Charlie Ergen hinted on DISH’s Q2 call that he doesn’t anticipate simply continuing the Cooperation Agreement in its current form, so it would not be at all surprising to see a fight between DISH and Inmarsat over renegotiation of the Cooperation Agreement in the early part of 2014. One possible compromise could be in the form of a partnership between DISH and Inmarsat to use the TerreStar-2 satellite to preserve Inmarsat’s S-band license in Europe, in exchange for further postponement of any cash payments under the Cooperation Agreement.
Despite (or perhaps because of) the challenges that the MSS market faces, M&A continues apace. Recent agreements include Inmarsat’s sale of its energy sector assets to RigNet and Rockwell Collins’ acquisition of ARINC. I understand a number of additional notable transactions are in the works. Rumors persist that SITA has put OnAir up for sale (only six months after buying Airbus’s stake in the business) and Honeywell appears to be the most likely buyer, while Orbcomm continues its acquisition of satellite M2M service providers and may now be in negotiations to buy Comtech Mobile Datacom.
UPDATE: According to an OnAir spokesperson “SITA has no intention to sell OnAir to Honeywell or to anyone else and remains OnAir’s sole shareholder.”

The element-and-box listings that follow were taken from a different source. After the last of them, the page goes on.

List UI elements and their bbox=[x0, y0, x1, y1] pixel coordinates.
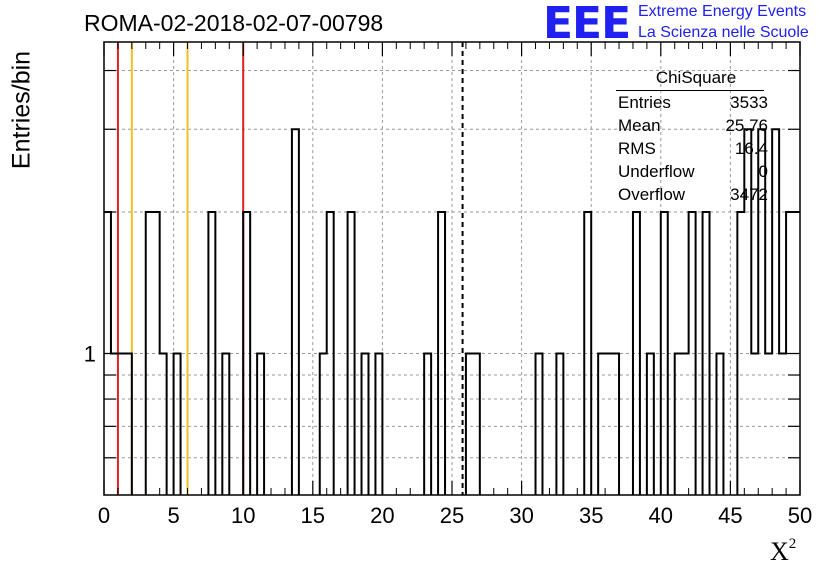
stats-label: Overflow bbox=[618, 185, 686, 204]
histogram-bars bbox=[104, 128, 800, 495]
stats-value: 25.76 bbox=[725, 116, 768, 135]
stats-row-entries: Entries 3533 bbox=[612, 91, 772, 114]
y-axis-label: Entries/bin bbox=[7, 50, 36, 170]
x-tick-label: 0 bbox=[98, 503, 110, 528]
stats-row-underflow: Underflow 0 bbox=[612, 160, 772, 183]
stats-label: Underflow bbox=[618, 162, 695, 181]
grid-lines bbox=[104, 42, 800, 495]
eee-logo: EEE bbox=[543, 0, 631, 49]
stats-box: ChiSquare Entries 3533 Mean 25.76 RMS 16… bbox=[612, 66, 772, 206]
stats-row-rms: RMS 16.4 bbox=[612, 137, 772, 160]
stats-row-mean: Mean 25.76 bbox=[612, 114, 772, 137]
reference-lines bbox=[116, 42, 464, 495]
x-tick-label: 40 bbox=[649, 503, 673, 528]
x-tick-label: 45 bbox=[718, 503, 742, 528]
x-tick-label: 25 bbox=[440, 503, 464, 528]
stats-label: RMS bbox=[618, 139, 656, 158]
tick-labels: 0 5 10 15 20 25 30 35 40 45 50 1 bbox=[84, 342, 812, 528]
logo-subtitle-2: La Scienza nelle Scuole bbox=[638, 24, 809, 41]
stats-value: 3533 bbox=[730, 93, 768, 112]
stats-value: 3472 bbox=[730, 185, 768, 204]
x-tick-label: 50 bbox=[788, 503, 812, 528]
chart-title: ROMA-02-2018-02-07-00798 bbox=[84, 10, 384, 36]
stats-label: Entries bbox=[618, 93, 671, 112]
x-axis-label: X2 bbox=[770, 536, 797, 566]
stats-value: 0 bbox=[758, 162, 768, 181]
x-tick-label: 20 bbox=[370, 503, 394, 528]
logo-subtitle-1: Extreme Energy Events bbox=[638, 3, 807, 20]
stats-value: 16.4 bbox=[734, 139, 768, 158]
x-tick-label: 35 bbox=[579, 503, 603, 528]
stats-label: Mean bbox=[618, 116, 661, 135]
x-tick-label: 10 bbox=[231, 503, 255, 528]
y-tick-label: 1 bbox=[84, 342, 96, 367]
histogram-outline bbox=[104, 128, 800, 495]
x-tick-label: 15 bbox=[301, 503, 325, 528]
stats-row-overflow: Overflow 3472 bbox=[612, 183, 772, 206]
stats-title: ChiSquare bbox=[616, 66, 764, 91]
x-tick-label: 30 bbox=[509, 503, 533, 528]
x-tick-label: 5 bbox=[167, 503, 179, 528]
axis-ticks bbox=[103, 42, 801, 495]
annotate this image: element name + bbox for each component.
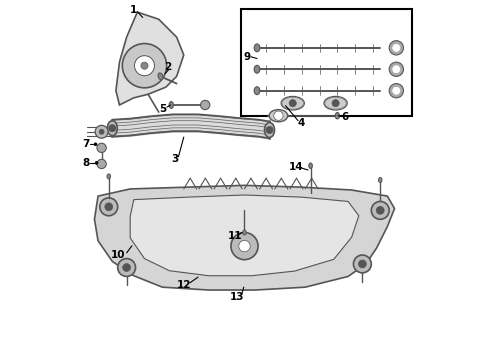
Circle shape [358,260,366,268]
Text: 9: 9 [243,52,250,62]
Polygon shape [116,12,183,105]
Circle shape [331,100,339,107]
Circle shape [118,258,135,276]
Circle shape [108,125,116,132]
Text: 13: 13 [229,292,244,302]
Circle shape [353,255,370,273]
Ellipse shape [158,73,163,80]
Text: 7: 7 [81,139,89,149]
Text: 12: 12 [176,280,191,291]
Ellipse shape [324,96,346,110]
Text: 10: 10 [110,250,124,260]
Polygon shape [94,185,394,290]
Circle shape [392,87,399,94]
Text: 4: 4 [297,118,305,128]
Ellipse shape [254,65,259,73]
Circle shape [122,44,166,88]
Circle shape [265,126,272,134]
Circle shape [376,206,384,214]
Text: 14: 14 [288,162,303,172]
Circle shape [288,100,296,107]
Ellipse shape [242,230,246,235]
Ellipse shape [281,96,304,110]
Ellipse shape [107,121,117,136]
Ellipse shape [254,44,259,52]
Text: 2: 2 [164,63,171,72]
Circle shape [95,125,108,138]
Circle shape [388,41,403,55]
Circle shape [97,159,106,168]
Ellipse shape [169,102,173,108]
Text: 3: 3 [171,154,178,164]
Ellipse shape [308,163,312,168]
Circle shape [200,100,209,110]
Text: 11: 11 [227,231,242,242]
Ellipse shape [268,110,287,122]
Circle shape [392,44,399,51]
Circle shape [388,62,403,76]
Ellipse shape [264,122,274,138]
Text: 8: 8 [82,158,89,168]
Circle shape [273,111,283,120]
Text: 5: 5 [159,104,165,113]
Circle shape [370,202,388,219]
Circle shape [97,143,106,153]
Circle shape [141,62,148,69]
Ellipse shape [335,112,339,119]
Polygon shape [130,195,358,276]
Bar [241,9,411,116]
Circle shape [134,56,154,76]
Circle shape [122,264,130,271]
Ellipse shape [107,174,110,179]
Circle shape [95,161,98,164]
Circle shape [238,240,250,252]
Circle shape [99,129,104,134]
Circle shape [230,233,258,260]
Circle shape [94,143,97,146]
Circle shape [392,66,399,73]
Text: 6: 6 [341,112,348,122]
Text: 1: 1 [130,5,137,15]
Circle shape [388,84,403,98]
Circle shape [100,198,118,216]
Ellipse shape [254,87,259,95]
Ellipse shape [378,177,381,183]
Circle shape [104,203,112,211]
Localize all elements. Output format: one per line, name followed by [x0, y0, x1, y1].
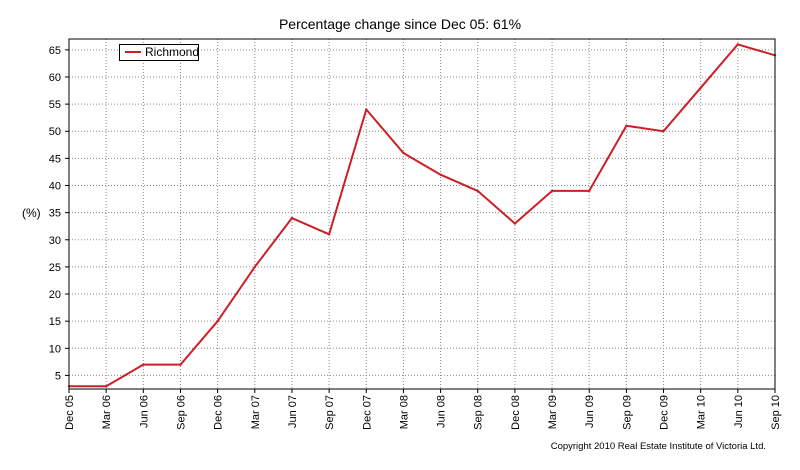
y-tick-label: 15	[49, 316, 61, 328]
y-tick-label: 50	[49, 126, 61, 138]
y-axis-label: (%)	[22, 206, 41, 220]
x-tick-label: Mar 07	[250, 395, 262, 429]
data-point	[588, 189, 591, 193]
y-tick-label: 25	[49, 262, 61, 274]
x-tick-label: Dec 08	[510, 395, 522, 430]
x-tick-label: Dec 09	[659, 395, 671, 430]
legend-swatch	[125, 51, 141, 53]
data-point	[104, 385, 108, 388]
y-tick-label: 45	[49, 153, 61, 165]
data-point	[736, 43, 740, 46]
copyright-notice: Copyright 2010 Real Estate Institute of …	[550, 441, 766, 452]
data-point	[699, 86, 702, 90]
x-tick-label: Mar 06	[101, 395, 113, 429]
data-point	[365, 108, 368, 111]
x-tick-label: Sep 10	[770, 395, 782, 430]
x-tick-label: Dec 06	[213, 395, 225, 430]
y-tick-label: 40	[49, 181, 61, 193]
x-tick-label: Jun 08	[436, 395, 448, 428]
y-tick-label: 30	[49, 235, 61, 247]
series-layer	[67, 43, 777, 388]
data-point	[327, 233, 331, 236]
x-tick-label: Mar 09	[547, 395, 559, 429]
x-tick-label: Dec 05	[64, 395, 76, 430]
chart-title: Percentage change since Dec 05: 61%	[278, 16, 522, 32]
x-tick-label: Sep 09	[621, 395, 633, 430]
x-axis-ticks: Dec 05 Mar 06 Jun 06 Sep 06 Dec 06 Mar 07 Jun …	[64, 389, 782, 430]
y-tick-label: 60	[49, 72, 61, 84]
x-tick-label: Mar 10	[696, 395, 708, 429]
data-point	[290, 216, 294, 220]
data-point	[179, 363, 182, 366]
legend: Richmond	[119, 44, 199, 61]
data-point	[402, 151, 405, 155]
y-tick-label: 65	[49, 45, 61, 57]
x-tick-label: Jun 10	[733, 395, 745, 428]
y-tick-label: 5	[55, 370, 61, 382]
x-tick-label: Mar 08	[398, 395, 410, 429]
legend-label-richmond: Richmond	[145, 45, 200, 59]
data-point	[625, 124, 628, 128]
data-point	[513, 222, 517, 225]
data-point	[253, 265, 256, 269]
series-line-richmond	[69, 43, 776, 388]
data-point	[550, 189, 554, 193]
y-axis-ticks: 5 10 15 20 25 30 35 40 45 50 55 60 65	[49, 45, 69, 382]
plot-frame	[68, 38, 776, 390]
y-tick-label: 10	[49, 343, 61, 355]
data-point	[142, 363, 145, 366]
x-tick-label: Jun 09	[584, 395, 596, 428]
x-tick-label: Jun 06	[138, 395, 150, 428]
data-point	[216, 319, 219, 323]
x-tick-label: Dec 07	[361, 395, 373, 430]
y-tick-label: 55	[49, 99, 61, 111]
grid-lines	[69, 39, 775, 389]
x-tick-label: Sep 07	[324, 395, 336, 430]
x-tick-label: Jun 07	[287, 395, 299, 428]
x-tick-label: Sep 08	[473, 395, 485, 430]
x-tick-label: Sep 06	[175, 395, 187, 430]
data-point	[662, 130, 665, 133]
data-point	[476, 189, 479, 193]
data-point	[439, 173, 442, 176]
y-tick-label: 35	[49, 208, 61, 220]
y-tick-label: 20	[49, 289, 61, 301]
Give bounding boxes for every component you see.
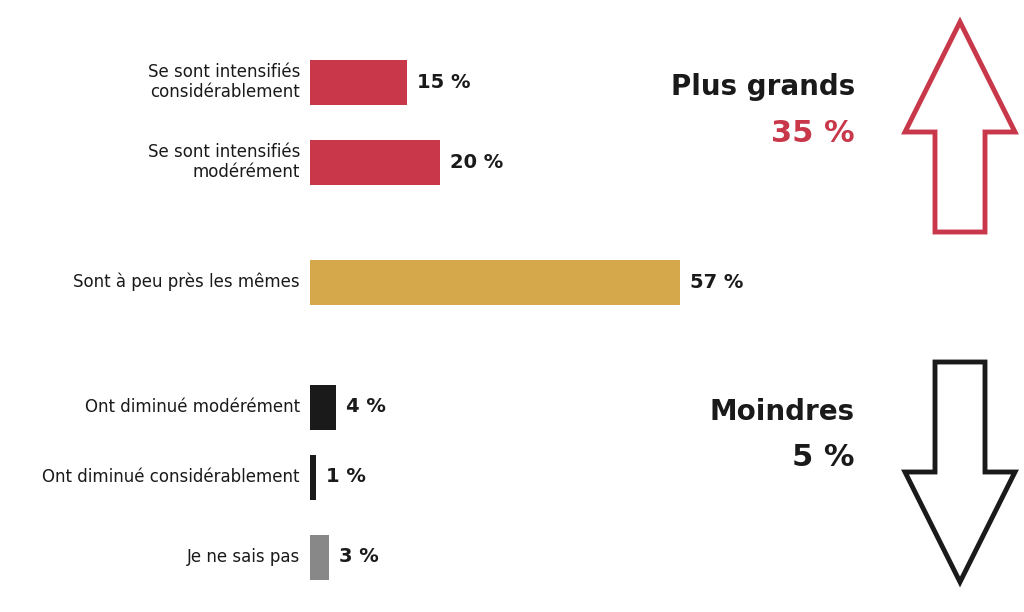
Text: 15 %: 15 %: [418, 72, 471, 92]
Bar: [310, 59, 408, 105]
Bar: [310, 534, 330, 580]
Text: 1 %: 1 %: [327, 468, 367, 487]
Text: Je ne sais pas: Je ne sais pas: [186, 548, 300, 566]
Text: 3 %: 3 %: [340, 548, 379, 567]
Text: Ont diminué considérablement: Ont diminué considérablement: [43, 468, 300, 486]
Text: Plus grands: Plus grands: [671, 73, 855, 101]
Bar: [310, 259, 680, 305]
Text: Se sont intensifiés
considérablement: Se sont intensifiés considérablement: [147, 62, 300, 102]
Polygon shape: [905, 22, 1015, 232]
Bar: [310, 384, 336, 430]
Text: Sont à peu près les mêmes: Sont à peu près les mêmes: [74, 273, 300, 291]
Bar: [310, 140, 440, 184]
Text: 4 %: 4 %: [346, 398, 386, 417]
Text: Se sont intensifiés
modérément: Se sont intensifiés modérément: [147, 143, 300, 181]
Text: 57 %: 57 %: [690, 272, 743, 291]
Text: Ont diminué modérément: Ont diminué modérément: [85, 398, 300, 416]
Text: 35 %: 35 %: [771, 119, 855, 149]
Text: Moindres: Moindres: [710, 398, 855, 426]
Text: 20 %: 20 %: [450, 152, 503, 171]
Text: 5 %: 5 %: [793, 442, 855, 471]
Bar: [310, 455, 316, 499]
Polygon shape: [905, 362, 1015, 582]
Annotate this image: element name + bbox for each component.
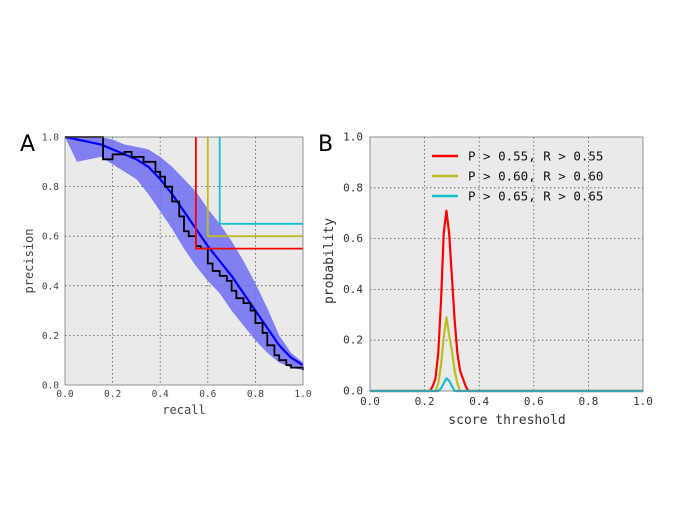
probability-line [370, 316, 643, 393]
probability-line [370, 209, 643, 393]
y-tick-label: 0.0 [343, 385, 363, 398]
panel-a-series [64, 135, 304, 371]
y-tick-label: 1.0 [343, 131, 363, 144]
panel-b-plot-area [370, 137, 643, 391]
panel-a-xlabel: recall [162, 403, 205, 417]
legend-label: P > 0.65, R > 0.65 [468, 189, 603, 204]
panel-b-grid [370, 137, 643, 391]
x-tick-label: 0.8 [578, 395, 598, 408]
y-tick-label: 0.6 [42, 232, 59, 243]
y-tick-label: 0.4 [343, 283, 363, 296]
y-tick-label: 0.6 [343, 232, 363, 245]
threshold-line [218, 137, 303, 225]
y-tick-label: 1.0 [42, 133, 59, 144]
y-tick-label: 0.8 [42, 182, 59, 193]
panel-b-ticks: 0.0 0.2 0.4 0.6 0.8 1.0 0.0 0.2 0.4 0.6 0.8 1.0 [343, 131, 653, 409]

It will be particularly interesting to see the valuation put on OnAir, given the recent disastrous public offerings of Gogo and Global Eagle/Row44, because if OnAir attracts a much lower valuation than Gogo and Row44 it could be a sign that SITA is pretty pessimistic about the future of the inflight connectivity market. That would be a surprise to many, because after all inflight connectivity is seen as one of the major areas for growth in the MSS market going forward, but at present making an operating profit, let alone a return on investment, is a pretty distant prospect for most if not all of the service providers. So if now is the time for SITA to get out, will this turn out be the age of wisdom for the sellers and the age of foolishness for the buyers, or the reverse?